Largement reconnue par les organisations professionnelles agricoles départementales pour la qualité des formations qu’elle propose aux agriculteurs, et leur bonne adéquation avec leurs besoins, l’AFPASA tire un bilan positif de l’année 2024 à l’occasion de son assemblée générale.

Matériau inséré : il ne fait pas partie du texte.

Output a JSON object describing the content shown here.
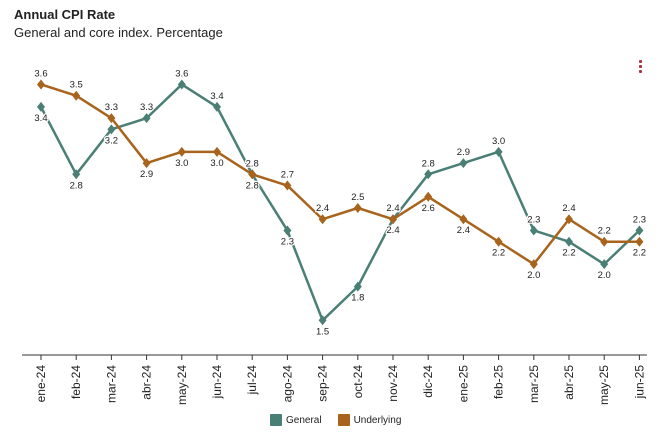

« Cet automne, nous aurons un conseil d’administration électif, à l’occasion duquel nous élirons un nouveau président », déclare Philippe Auger, qui tire sa révérence après plus de 30 ans à la tête de l’organisme de formation départemental. Une carrière longue qui lui permet de prendre un peu de hauteur vis-à-vis de la formation continue des agriculteurs, de ses évolutions tant en termes de contenus que… de mode de financement. « Toutes les structures départementales n’ont pas survécu au retrait d’habilitation du fonds d’assurance-formation des exploitants, le FAFEA, au début des années 2000, dont la liquidation s’est soldée par d’importantes dettes impayées… qui se sont traduites par le dépôt de bilan de nombreuses AFPASA, telles que celle de la Saône-et-Loire », rappelle-t-il. « En Haute-Saône nous avons eu la chance de pouvoir rester indépendants, bien que très liés à la Chambre d’agriculture, dont nous partageons les locaux et une salariée, notre directrice actuelle. C’est à mon sens un avantage, car ça nous permet de garder de la souplesse, d’être très réactifs, pour mieux répondre aux besoins du terrain, aux évolutions des demandes des agriculteurs, bien plus que si nous étions un service à l’intérieur d’une chambre d’agriculture. »
MAEC Autonomie Fourragère
Dans le large éventail des formations dispensées en 2024 par l’organisme (74 sessions ayant bénéficié à 762 stagiaires, étalées sur 115 journées), les dirigeants avaient choisi de mettre un coup de projecteur sur celle destinée aux agriculteurs engagés dans la MAEC (mesure agro-environnementale et climatique) « autonomie fourragère », formation dont un des trois intervenants n’était autre que… Pierrick Tarin, conseiller aménagement, PAC, conditionnalité… à la Chambre d’agriculture de Haute-Saône ! « Le point de départ, c’est l’opportunité pour des éleveurs de s’engager dans des pratiques vertueuses, avec comme contrepartie des aides. Mais il y avait une demande forte des services de l’État de sécuriser l’utilisation de ces aides par une formation. Et de fait, trouver la bonne combinaison des différents leviers qui permettent de renforcer l’autonomie fourragère d’une exploitation – chargement, pourcentage de surface fourragère principale, quantités de concentré distribuées, fertilisation azotée, ensilage maïs… mérite de se pencher dessus pour y réfléchir. C’est ce que nous avons fait dans cette formation d’une journée. », témoigne le conseiller. Chacune des quatre sessions organisée en 2024 a réuni une petite quinzaine d’éleveurs, chez l’un d’entre-eux, pour des exercices pratiques sur des données réelles. « 91 % du chiffre d’affaires de l’AFPASA est issu de l’activité formation », révèle le rapport d’activité.
Préparer des installations viables
Autre gros chantier qui mobilise fortement l’AFPASA, avec deux conseillers dédiés, les parcours personnalisé préalables à l’installation, qui commencent par un entretien avec le « porteur de projet » candidat à l’installation, réalisé par un formateur AFPASA. Entretien qui servira de base pour élaborer le parcours préalable à l’installation… « En plus du stage collectif obligatoire, les principaux thèmes recommandés aux candidats en 2024 ont été pour 46 stagiaires ‘’appréhender la viabilité de son projet’’, ‘’les secrets d’une collaboration réussie au sein d’une entreprise agricole’’ pour 35 d’entre eux, ‘’installation et fiscalité agricole’’ pour 53... » détaille Delphine Fouchard, directrice de la structure.
La présentation des comptes met en lumière un budget bien équilibré, avec une hausse significative des prestations de formation, qui compense largement la hausse des charges de l’organisme, ce qui se traduit par un résultat positif de 23,4 k€.